Cato vice president Yishay Yovel told CRN that channel firms that are not willing to adopt new technology run the risk of losing ground to more forward-thinking competitors.

He added that the channel's decisions should be driven by customer demand - not its own agenda. He explained that as other areas of IT experience convergence in places such as storage and compute, it is only natural for security and networking to do the same.

"We think the customers would want it," he said. "Before we ask the question about the channel, we have to ask what is good for the customer.

"The channel will be driven by what customers want, and we think that simplification and offloading management and complexity from enterprise IT to a third party - a vendor or managed service provider - is something customers want."

Yovel said that the channel should be looking to strike while the iron is hot with Cato and look to take a genuinely new solution to their customers, instead of taking on the more difficult sell of pitching an identical product that is just from a different vendor.

"Let's say a certain partner sold a Fortinet firewall," he said. "If I want to compete for that business I have two options.

"I can compete with a [similar] solution - so let's say the customer has a Fortinet firewall, I can come with Sophos or Barracuda and then the customer has two boxes to choose from, they're commoditising and everything looks the same. It's a price issue and no one really wants to be in that business.

"Or you can have a channel that says 'I'm going to come with something new. Instead of the customer managing 20 boxes in 20 locations I will propose eliminating them and having a whole new model that will cut complexity and the people they need'.

"Here is a way to differentiate against the legacy solutions which are all the same and as a result make it hard to make the customer move from one to another."

Scott Holmes, director at Zones, said channel partners should consider themselves to have a duty to offer their customers the technology possible, even if it presents problems for them in the short term.

"My outlook on technology and disruption in technology - which has fuelled our growth and engagement with Cato and similarly disruptive organisations - is that as a channel partner we can't be putting our intentions or best interests first," he said.

"Ultimately, if something comes along that will fundamentally change how customers work for the better - whether it's cheaper, faster, more secure - we have a duty of care if we want to include the 'value-added' before 'reseller'.

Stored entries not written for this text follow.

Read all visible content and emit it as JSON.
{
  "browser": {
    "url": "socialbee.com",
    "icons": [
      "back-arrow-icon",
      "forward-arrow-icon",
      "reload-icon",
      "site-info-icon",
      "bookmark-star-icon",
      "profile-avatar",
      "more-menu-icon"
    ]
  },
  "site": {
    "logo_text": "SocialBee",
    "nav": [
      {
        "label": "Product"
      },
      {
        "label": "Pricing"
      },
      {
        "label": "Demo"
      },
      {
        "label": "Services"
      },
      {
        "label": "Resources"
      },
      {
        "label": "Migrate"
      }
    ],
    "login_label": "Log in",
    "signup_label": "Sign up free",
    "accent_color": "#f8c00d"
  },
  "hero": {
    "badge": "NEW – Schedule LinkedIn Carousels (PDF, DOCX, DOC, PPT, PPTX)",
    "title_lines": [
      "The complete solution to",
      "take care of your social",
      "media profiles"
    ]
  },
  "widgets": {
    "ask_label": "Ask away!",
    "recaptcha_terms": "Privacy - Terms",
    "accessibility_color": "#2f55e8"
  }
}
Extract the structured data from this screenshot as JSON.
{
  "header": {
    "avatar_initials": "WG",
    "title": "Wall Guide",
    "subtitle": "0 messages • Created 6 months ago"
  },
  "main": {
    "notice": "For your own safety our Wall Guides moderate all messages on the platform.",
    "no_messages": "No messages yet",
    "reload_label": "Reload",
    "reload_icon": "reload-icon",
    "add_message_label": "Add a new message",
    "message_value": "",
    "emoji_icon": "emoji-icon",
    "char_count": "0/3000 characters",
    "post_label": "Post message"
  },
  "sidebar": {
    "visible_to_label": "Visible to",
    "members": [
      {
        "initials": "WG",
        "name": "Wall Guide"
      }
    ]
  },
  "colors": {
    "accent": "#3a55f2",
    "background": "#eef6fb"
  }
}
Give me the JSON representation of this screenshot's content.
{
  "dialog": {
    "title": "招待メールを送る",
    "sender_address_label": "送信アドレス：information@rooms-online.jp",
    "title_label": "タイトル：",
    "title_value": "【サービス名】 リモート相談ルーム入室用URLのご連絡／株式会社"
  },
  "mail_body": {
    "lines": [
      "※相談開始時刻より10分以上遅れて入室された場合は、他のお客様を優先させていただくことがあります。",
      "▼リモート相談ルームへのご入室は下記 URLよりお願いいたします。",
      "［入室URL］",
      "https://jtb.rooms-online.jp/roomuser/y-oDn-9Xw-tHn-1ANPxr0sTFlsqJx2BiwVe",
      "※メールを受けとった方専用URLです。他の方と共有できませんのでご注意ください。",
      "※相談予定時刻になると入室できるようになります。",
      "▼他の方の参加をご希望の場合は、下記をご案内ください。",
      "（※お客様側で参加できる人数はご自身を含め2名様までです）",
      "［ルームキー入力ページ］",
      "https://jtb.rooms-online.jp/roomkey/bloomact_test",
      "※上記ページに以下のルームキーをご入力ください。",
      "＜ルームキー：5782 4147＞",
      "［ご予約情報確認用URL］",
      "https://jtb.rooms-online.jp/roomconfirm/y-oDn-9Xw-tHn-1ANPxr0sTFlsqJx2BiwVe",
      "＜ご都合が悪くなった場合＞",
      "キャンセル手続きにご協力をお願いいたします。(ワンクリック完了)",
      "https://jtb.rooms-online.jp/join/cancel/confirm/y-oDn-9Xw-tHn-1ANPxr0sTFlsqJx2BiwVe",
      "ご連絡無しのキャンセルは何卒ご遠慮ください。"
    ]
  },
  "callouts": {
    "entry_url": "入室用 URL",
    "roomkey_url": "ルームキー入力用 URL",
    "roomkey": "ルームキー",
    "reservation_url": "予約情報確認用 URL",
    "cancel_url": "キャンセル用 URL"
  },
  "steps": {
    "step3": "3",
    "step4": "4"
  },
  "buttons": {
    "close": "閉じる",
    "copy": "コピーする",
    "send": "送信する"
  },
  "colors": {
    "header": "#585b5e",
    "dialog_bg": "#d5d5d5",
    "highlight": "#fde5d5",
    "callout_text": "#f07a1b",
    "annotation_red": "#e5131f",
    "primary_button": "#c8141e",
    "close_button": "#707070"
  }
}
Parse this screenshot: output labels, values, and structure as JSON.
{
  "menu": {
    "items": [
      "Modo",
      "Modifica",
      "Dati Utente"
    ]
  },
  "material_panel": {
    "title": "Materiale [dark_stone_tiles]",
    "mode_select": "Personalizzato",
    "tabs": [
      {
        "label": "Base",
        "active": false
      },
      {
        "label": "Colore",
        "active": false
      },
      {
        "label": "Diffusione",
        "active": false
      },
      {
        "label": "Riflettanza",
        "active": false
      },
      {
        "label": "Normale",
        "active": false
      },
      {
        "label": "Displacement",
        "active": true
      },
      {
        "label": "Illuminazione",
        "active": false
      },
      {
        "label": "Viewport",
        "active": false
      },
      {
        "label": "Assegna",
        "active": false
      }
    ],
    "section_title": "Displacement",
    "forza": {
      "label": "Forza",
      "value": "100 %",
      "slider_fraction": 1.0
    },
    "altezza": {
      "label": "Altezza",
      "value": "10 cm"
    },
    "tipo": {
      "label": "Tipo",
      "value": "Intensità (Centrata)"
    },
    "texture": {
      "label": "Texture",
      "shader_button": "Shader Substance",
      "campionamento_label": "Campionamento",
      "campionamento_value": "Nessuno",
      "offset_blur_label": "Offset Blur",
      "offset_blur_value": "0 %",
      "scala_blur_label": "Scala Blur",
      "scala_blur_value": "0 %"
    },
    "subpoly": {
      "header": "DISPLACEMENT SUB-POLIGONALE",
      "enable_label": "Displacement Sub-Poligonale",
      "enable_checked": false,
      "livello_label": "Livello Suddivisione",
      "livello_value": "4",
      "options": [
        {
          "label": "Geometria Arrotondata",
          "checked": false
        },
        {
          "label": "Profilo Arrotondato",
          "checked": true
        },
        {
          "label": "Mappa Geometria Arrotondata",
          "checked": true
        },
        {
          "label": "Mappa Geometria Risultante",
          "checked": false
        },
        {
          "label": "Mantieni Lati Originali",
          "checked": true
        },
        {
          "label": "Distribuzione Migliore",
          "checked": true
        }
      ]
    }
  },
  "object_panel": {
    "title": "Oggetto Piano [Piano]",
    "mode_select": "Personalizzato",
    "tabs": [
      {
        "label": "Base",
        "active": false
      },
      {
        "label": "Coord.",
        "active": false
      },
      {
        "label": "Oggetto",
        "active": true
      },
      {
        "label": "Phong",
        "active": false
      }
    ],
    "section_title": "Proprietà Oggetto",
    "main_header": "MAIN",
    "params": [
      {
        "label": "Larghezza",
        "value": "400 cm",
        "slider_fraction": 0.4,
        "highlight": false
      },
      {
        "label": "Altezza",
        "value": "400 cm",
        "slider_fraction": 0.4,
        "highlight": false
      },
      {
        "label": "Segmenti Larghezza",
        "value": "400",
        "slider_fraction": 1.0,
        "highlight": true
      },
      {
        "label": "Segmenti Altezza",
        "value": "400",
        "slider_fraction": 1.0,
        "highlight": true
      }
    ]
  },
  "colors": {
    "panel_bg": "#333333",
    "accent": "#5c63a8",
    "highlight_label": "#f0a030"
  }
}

"We've seen in the security space the advances of things such as Palo Alto Networks and Cylance - innovation in security is not only happening, it is fundamentally required by customers to keep pace with the threats. Are we going to throw all our bets behind that one horse? Of course not. We need a stable of offerings. If it cannibalises revenues that we already have, then tough for us - we need to make sure we're keeping pace with the market."

Connectivity

Sean Remnant, chief strategy officer at Cato distributor Ignition, said that the benefits of Cato's solution go beyond security and can replace expensive MPLS systems that previously had no alternative.

"The advantage for the channel partners is it gives them the ability to sell not only cloud-based managed security services, but also managed connectivity solutions," he said. "The way that we have historically done [network] business is with hub-and-spoke networks, private datacentres, and that lent itself very well to MPLS circuit and expensive connectivity.

"Now businesses use cloud-based applications, their data is in the cloud and their users are geographically dispersed, we now no longer need those expensive MPLS circuits so there is a great opportunity for the partners to sell alternatives and support them.

"It also makes partners more sticky because they are selling the WAN as well as the security and it gives them the ability to wrap services around it."